Our design is a smartphone application and a system of dispensers that would be installed in public restrooms. The application includes a map of dispensers with information on each dispenser’s current product stock. The dispensers run on donations (which can be made by individuals or by shelters) and can sort the donations based on product type and dispense by product type so that women can obtain specific products such as maxi pads, panty liners, or tampons with applicators. In addition to handing out products, the dispensers would track the number of products within the dispenser and update the phone application with the information. One consideration we have to make is ensuring our dispenser system isn’t abused, since it will be in a public place. This means ensuring that donations are actually sanitary menstrual products, as well as clarifying that the dispenser system is meant for homeless and low-income women and is not simply a dispenser with free products for anyone to take.

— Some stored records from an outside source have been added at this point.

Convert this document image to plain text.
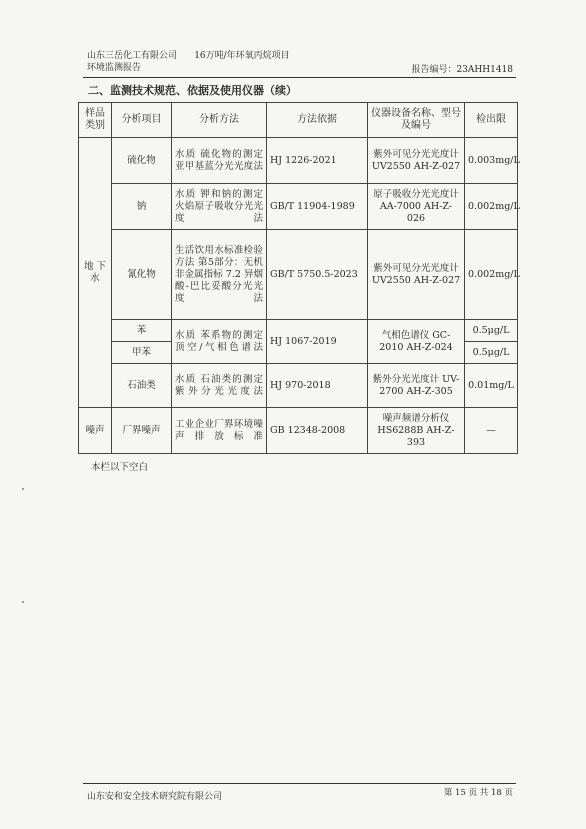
山东三岳化工有限公司 16万吨/年环氧丙烷项目
环境监测报告	报告编号：23AHH1418
二、监测技术规范、依据及使用仪器（续）
样品类别	分析项目	分析方法	方法依据	仪器设备名称、型号及编号	检出限
地 下 水	硫化物	水质 硫化物的测定 亚甲基蓝分光光度法	HJ 1226-2021	紫外可见分光光度计 UV2550 AH-Z-027	0.003mg/L
	钠	水质 钾和钠的测定 火焰原子吸收分光光度法	GB/T 11904-1989	原子吸收分光光度计 AA-7000 AH-Z-026	0.002mg/L
	氰化物	生活饮用水标准检验方法 第5部分：无机非金属指标 7.2 异烟酸-巴比妥酸分光光度法	GB/T 5750.5-2023	紫外可见分光光度计 UV2550 AH-Z-027	0.002mg/L
	苯	水质 苯系物的测定 顶空/气相色谱法	HJ 1067-2019	气相色谱仪 GC-2010 AH-Z-024	0.5μg/L
	甲苯				0.5μg/L
	石油类	水质 石油类的测定 紫外分光光度法	HJ 970-2018	紫外分光光度计 UV-2700 AH-Z-305	0.01mg/L
噪声	厂界噪声	工业企业厂界环境噪声排放标准	GB 12348-2008	噪声频谱分析仪 HS6288B AH-Z-393	—
本栏以下空白
山东安和安全技术研究院有限公司	第 15 页 共 18 页
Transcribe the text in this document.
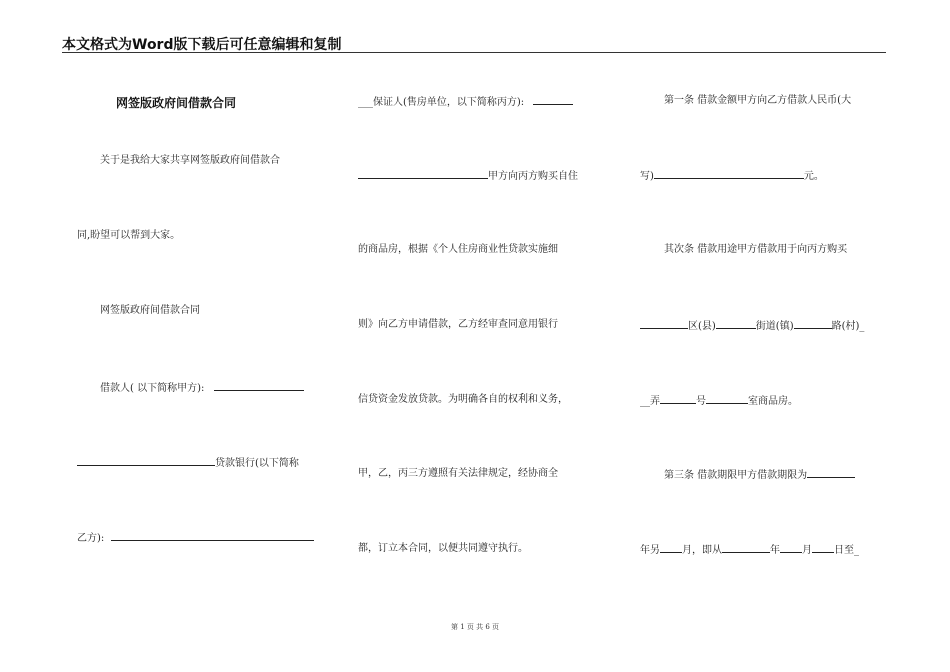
本文格式为Word版下载后可任意编辑和复制
网签版政府间借款合同
关于是我给大家共享网签版政府间借款合
同,盼望可以帮到大家。
网签版政府间借款合同
借款人( 以下简称甲方):
贷款银行(以下简称
乙方):
___保证人(售房单位，以下简称丙方):
甲方向丙方购买自住
的商品房，根据《个人住房商业性贷款实施细
则》向乙方申请借款，乙方经审查同意用银行
信贷资金发放贷款。为明确各自的权利和义务，
甲，乙，丙三方遵照有关法律规定，经协商全
都，订立本合同，以便共同遵守执行。
第一条 借款金额甲方向乙方借款人民币(大
写)	元。
其次条 借款用途甲方借款用于向丙方购买
区(县)	街道(镇)	路(村)_
__弄	号	室商品房。
第三条 借款期限甲方借款期限为
年另 月，即从	年 月 日至_
第 1 页 共 6 页
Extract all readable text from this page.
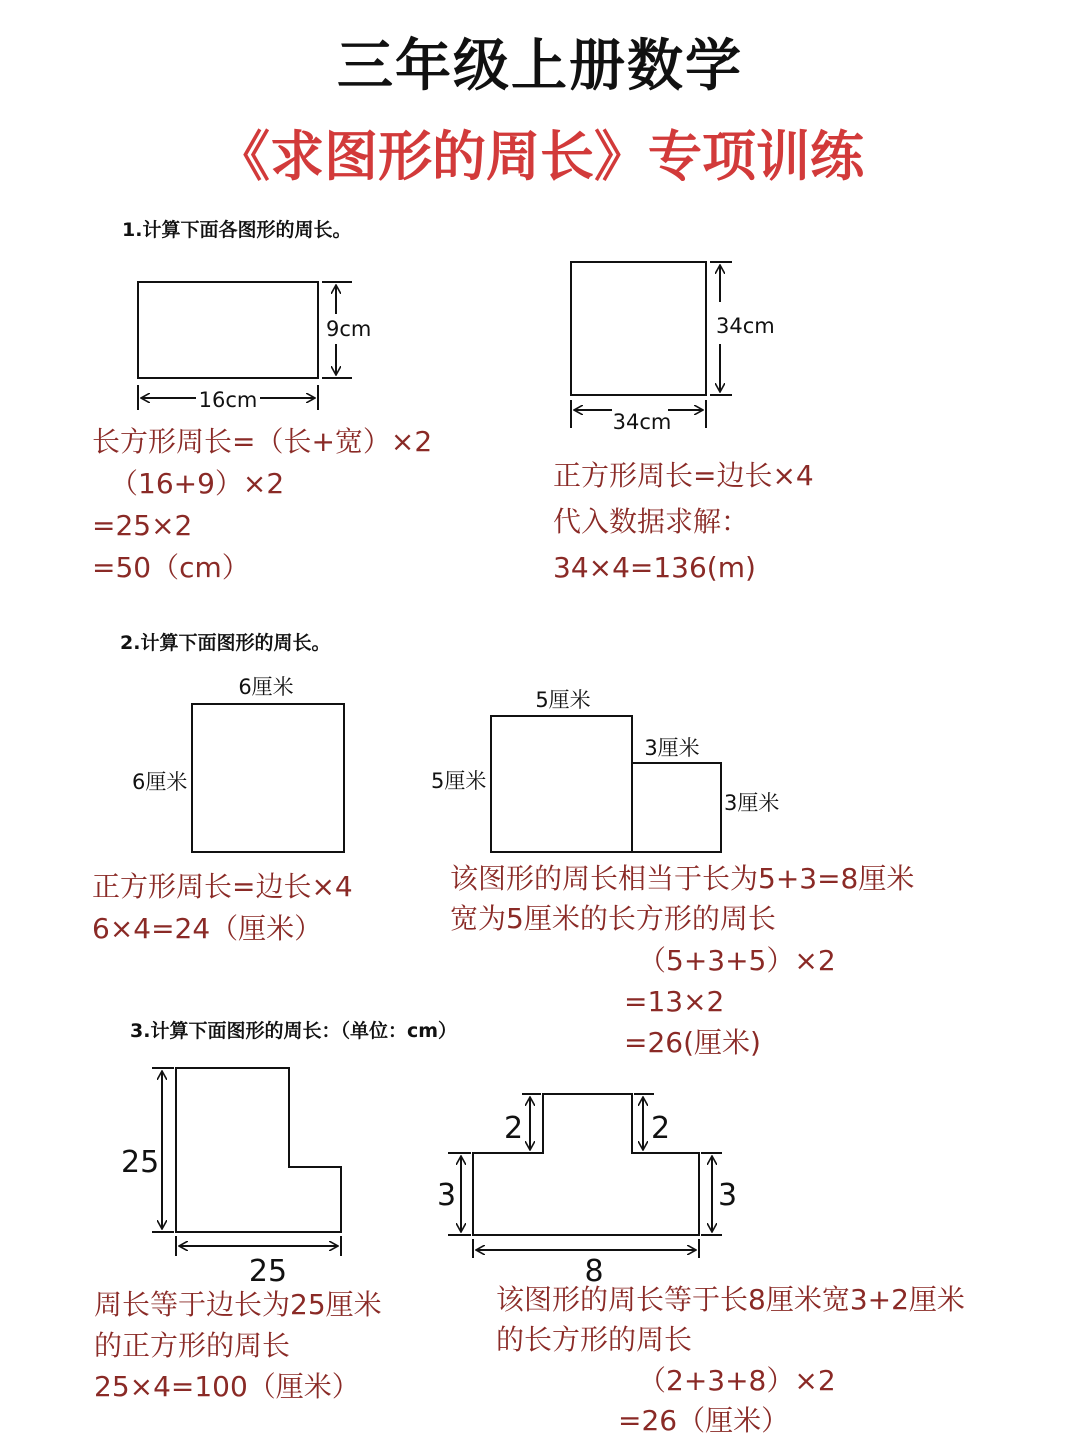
三年级上册数学
《求图形的周长》专项训练
1.计算下面各图形的周长。
2.计算下面图形的周长。
3.计算下面图形的周长：（单位：cm）
9cm
16cm
34cm
34cm
6厘米
6厘米
5厘米
5厘米
3厘米
3厘米
25
25
2	2
3	3
8
长方形周长=（长+宽）×2
（16+9）×2
=25×2
=50（cm）
正方形周长=边长×4
代入数据求解：
34×4=136(m)
正方形周长=边长×4
6×4=24（厘米）
该图形的周长相当于长为5+3=8厘米
宽为5厘米的长方形的周长
（5+3+5）×2
=13×2
=26(厘米)
周长等于边长为25厘米
的正方形的周长
25×4=100（厘米）
该图形的周长等于长8厘米宽3+2厘米
的长方形的周长
（2+3+8）×2
=26（厘米）
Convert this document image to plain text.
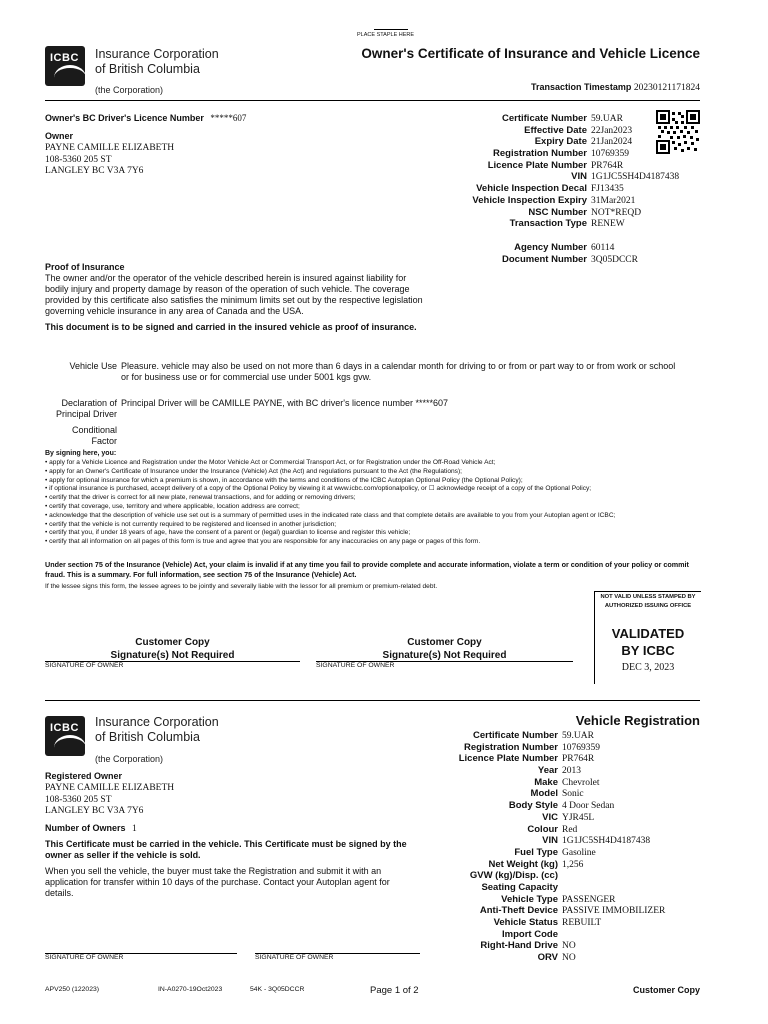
PLACE STAPLE HERE
ICBC Insurance Corporation
of British Columbia
(the Corporation)
Owner's Certificate of Insurance and Vehicle Licence
Transaction Timestamp 20230121171824
Owner's BC Driver's Licence Number *****607
Owner
PAYNE CAMILLE ELIZABETH
108-5360 205 ST
LANGLEY BC V3A 7Y6
Certificate Number 59.UAR
Effective Date 22Jan2023
Expiry Date 21Jan2024
Registration Number 10769359
Licence Plate Number PR764R
VIN 1G1JC5SH4D4187438
Vehicle Inspection Decal FJ13435
Vehicle Inspection Expiry 31Mar2021
NSC Number NOT*REQD
Transaction Type RENEW
Agency Number 60114
Document Number 3Q05DCCR
Proof of Insurance
The owner and/or the operator of the vehicle described herein is insured against liability for bodily injury and property damage by reason of the operation of such vehicle. The coverage provided by this certificate also satisfies the minimum limits set out by the respective legislation governing vehicle insurance in any area of Canada and the USA.
This document is to be signed and carried in the insured vehicle as proof of insurance.
Vehicle Use Pleasure. vehicle may also be used on not more than 6 days in a calendar month for driving to or from or part way to or from work or school or for business use or for commercial use under 5001 kgs gvw.
Declaration of
Principal Driver
Principal Driver will be CAMILLE PAYNE, with BC driver's licence number *****607
Conditional
Factor
By signing here, you:
• apply for a Vehicle Licence and Registration under the Motor Vehicle Act or Commercial Transport Act, or for Registration under the Off-Road Vehicle Act;
• apply for an Owner's Certificate of Insurance under the Insurance (Vehicle) Act (the Act) and regulations pursuant to the Act (the Regulations);
• apply for optional insurance for which a premium is shown, in accordance with the terms and conditions of the ICBC Autoplan Optional Policy (the Optional Policy);
• if optional insurance is purchased, accept delivery of a copy of the Optional Policy by viewing it at www.icbc.com/optionalpolicy, or ☐ acknowledge receipt of a copy of the Optional Policy;
• certify that the driver is correct for all new plate, renewal transactions, and for adding or removing drivers;
• certify that coverage, use, territory and where applicable, location address are correct;
• acknowledge that the description of vehicle use set out is a summary of permitted uses in the indicated rate class and that complete details are available to you from your Autoplan agent or ICBC;
• certify that the vehicle is not currently required to be registered and licensed in another jurisdiction;
• certify that you, if under 18 years of age, have the consent of a parent or (legal) guardian to license and register this vehicle;
• certify that all information on all pages of this form is true and agree that you are responsible for any inaccuracies on any page or pages of this form.
Under section 75 of the Insurance (Vehicle) Act, your claim is invalid if at any time you fail to provide complete and accurate information, violate a term or condition of your policy or commit fraud. This is a summary. For full information, see section 75 of the Insurance (Vehicle) Act.
If the lessee signs this form, the lessee agrees to be jointly and severally liable with the lessor for all premium or premium-related debt.
NOT VALID UNLESS STAMPED BY AUTHORIZED ISSUING OFFICE
VALIDATED
BY ICBC
DEC 3, 2023
Customer Copy
Signature(s) Not Required
SIGNATURE OF OWNER
Customer Copy
Signature(s) Not Required
SIGNATURE OF OWNER
ICBC Insurance Corporation
of British Columbia
(the Corporation)
Vehicle Registration
Registered Owner
PAYNE CAMILLE ELIZABETH
108-5360 205 ST
LANGLEY BC V3A 7Y6
Number of Owners 1
This Certificate must be carried in the vehicle. This Certificate must be signed by the owner as seller if the vehicle is sold.
When you sell the vehicle, the buyer must take the Registration and submit it with an application for transfer within 10 days of the purchase. Contact your Autoplan agent for details.
Certificate Number 59.UAR
Registration Number 10769359
Licence Plate Number PR764R
Year 2013
Make Chevrolet
Model Sonic
Body Style 4 Door Sedan
VIC YJR45L
Colour Red
VIN 1G1JC5SH4D4187438
Fuel Type Gasoline
Net Weight (kg) 1,256
GVW (kg)/Disp. (cc)
Seating Capacity
Vehicle Type PASSENGER
Anti-Theft Device PASSIVE IMMOBILIZER
Vehicle Status REBUILT
Import Code
Right-Hand Drive NO
ORV NO
SIGNATURE OF OWNER	SIGNATURE OF OWNER
APV250 (122023)	IN-A0270-19Oct2023	54K - 3Q05DCCR	Page 1 of 2	Customer Copy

Currently, when a homeless woman needs a product they typically will go to the store looking for cheap products, go to a nearby shelter to check whether or not they have the product that they want, or bleed through their pants. The storyboard above gives an example of a more ideal situation with the use of our dispenser design. With our public space dispensers being connected to an application, homeless women like Annie can locate a local dispenser near them and know whether a dispenser has the product that she needs even before she takes another step.